Le 17 novembre dernier, lors du match de Coupe de Belgique entre Mouscron et Overpelt, le Diable rouge Mbo Mpenza a été grièvement blessé à la suite d’un contact avec le joueur limbourgeois Nick Peeters. Son état a nécessité une intervention chirurgicale, qui écartera le footballeur de la compétition jusqu’en février prochain. En raison du préjudice subi, qu’ils estiment énorme, les avocats du joueur et du club frontalier envisagent de porter plainte et d’exiger des dommages et intérêts.
Ainsi, de plus en plus de conflits du sport sont portés devant les juridictions civiles. Il y a une douzaine d’années, de tels recours étaient encore interdits par la majorité des fédérations sportives, qui privilégiaient toujours des codes archaïques au détriment des droits élémentaires de leurs affiliés. En fait, les nouvelles réglementations, que l’Union belge de football fut la première à appliquer, ont été progressivement adaptées aux réalités actuelles du sport professionnel et à deux de ses composantes génératrices de conflits: l’argent et la violence.
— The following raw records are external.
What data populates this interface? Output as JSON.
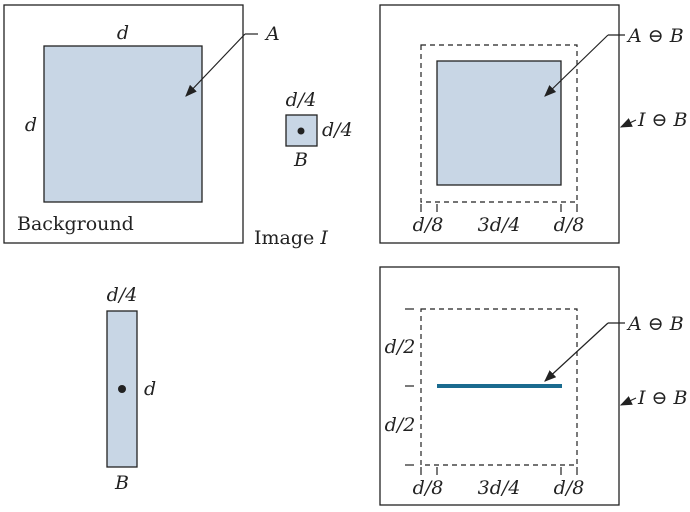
{
  "colors": {
    "fill": "#c8d6e5",
    "line": "#1a6b8f",
    "ink": "#222222"
  },
  "panel1": {
    "top_d": "d",
    "left_d": "d",
    "pointer_A": "A",
    "background": "Background"
  },
  "elem_small": {
    "top": "d/4",
    "right": "d/4",
    "name": "B"
  },
  "image_label": {
    "word": "Image",
    "var": "I"
  },
  "panel2": {
    "pointer": "A ⊖ B",
    "outer": "I ⊖ B",
    "dim_left": "d/8",
    "dim_mid": "3d/4",
    "dim_right": "d/8"
  },
  "elem_tall": {
    "top": "d/4",
    "right": "d",
    "name": "B"
  },
  "panel4": {
    "pointer": "A ⊖ B",
    "outer": "I ⊖ B",
    "half_top": "d/2",
    "half_bottom": "d/2",
    "dim_left": "d/8",
    "dim_mid": "3d/4",
    "dim_right": "d/8"
  }
}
La motivation des parties demanderesses se base d’ailleurs partiellement sur ces deux aspects. Le club de Mouscron doit continuer à payer durant un premier mois un joueur dont il n’a pas l’utilité, ainsi que les primes d’assurance qui lui assureront un salaire durant les mois d’invalidité ultérieurs. Quant au footballeur, il subira malgré tout un manque à gagner et, peut-être, une diminution de son rendement futur. Avant de décider l’introduction d’une plainte, Edward Van Daele, l’avocat du club mouscronnois, et ses conseillers examineront toutefois très attentivement les images télévisées des faits. « Il faut qu’il y ait véritablement faute volontaire et méchante, estime l’homme de loi, sinon le recours s’avérerait inutile. »
En fait, deux notions très subjectives s’opposent, presque à chaque fois, dans ce genre d’affaires, celle du « risque accepté » et de la « faute volontaire ». En entrant sur un terrain de football, le pratiquant sait qu’il s’expose à certains dangers. En revanche, d’une manière générale, on accepte que la responsabilité d’un joueur soit engagée lorsque son geste dévie sensiblement du « modèle de jeu généralement toléré », c’est-à-dire lorsque celui-ci enfreint gravement les règles de l’esprit du jeu. Et qu’il a pour intention de porter atteinte à l’intégrité physique de l’adversaire. Mais le plus important est évidemment de démontrer que le niveau du risque a été dépassé, sans quoi il n’y a ni faute ni responsabilité.
La faute volontaire est évidente lorsque le pratiquant commet un geste qui est étranger à son sport. Par exemple, asséner un coup de poing à un adversaire, comme celui, devenu célèbre, donné, en décembre 1996, par l’Anderlechtois Gilles De Bilde à l’Alostois Chris Porte. Le coupable a écopé de neuf mois de prison avec sursis de trois ans, de 20 000 euros d’amende et de septante-cinq heures de travaux d’intérêt général. Or, dans le cas de Peeters, il s’agit, selon la partie défenderesse, d’un tackle, un geste couramment exécuté sur les terrains de football, et qui consiste à tenter de s’accaparer le ballon par une action en glissade, pied en avant.
Le cas Mpenza ne manque, dès lors, pas d’analogie avec l’affaire qui a opposé, en 1987, les footballeurs Yvan De Sloover (Waregem), l’agresseur, et Juan Lozano (Anderlecht), la victime. Malgré le jugement sévère du pouvoir sportif à l’égard de De Sloover (exclusion immédiate, comme Peeters à Overpelt, et 6 matchs de suspension), malgré la gravité de la blessure de l’Anderlechtois, dont la carrière s’est arrêtée là, le joueur de Waregem a finalement été acquitté. Selon la Cour d’appel d’Anvers, il n’a pas été prouvé que le geste de ce dernier, également un tackle, dépassait franchement les normes autorisées.
Sauf geste prohibé évident, comme dans le chef de De Bilde, le jugement repose donc très souvent sur une notion subjective. Pis: le premier jugement de l’arbitre, forcément évoqué devant le tribunal civil, peut prendre de la sorte une importance démesurée, si la Cour le prend à la lettre. Or le directeur du jeu ne dispose guère de temps de réflexion et, surtout, il sanctionne selon les règlements sportifs. Les rapports d’arbitre parlent volontiers de « faute brutale et volontaire » ou d' »agression caractérisée »… Les juges doivent donc bien faire la différence entre la notion de faute grave et volontaire telle que la conçoivent les règlements sportifs et celle de faute lourde selon le code civil. Sans quoi, de nombreux sportifs se seraient déjà carrément retrouvés en prison!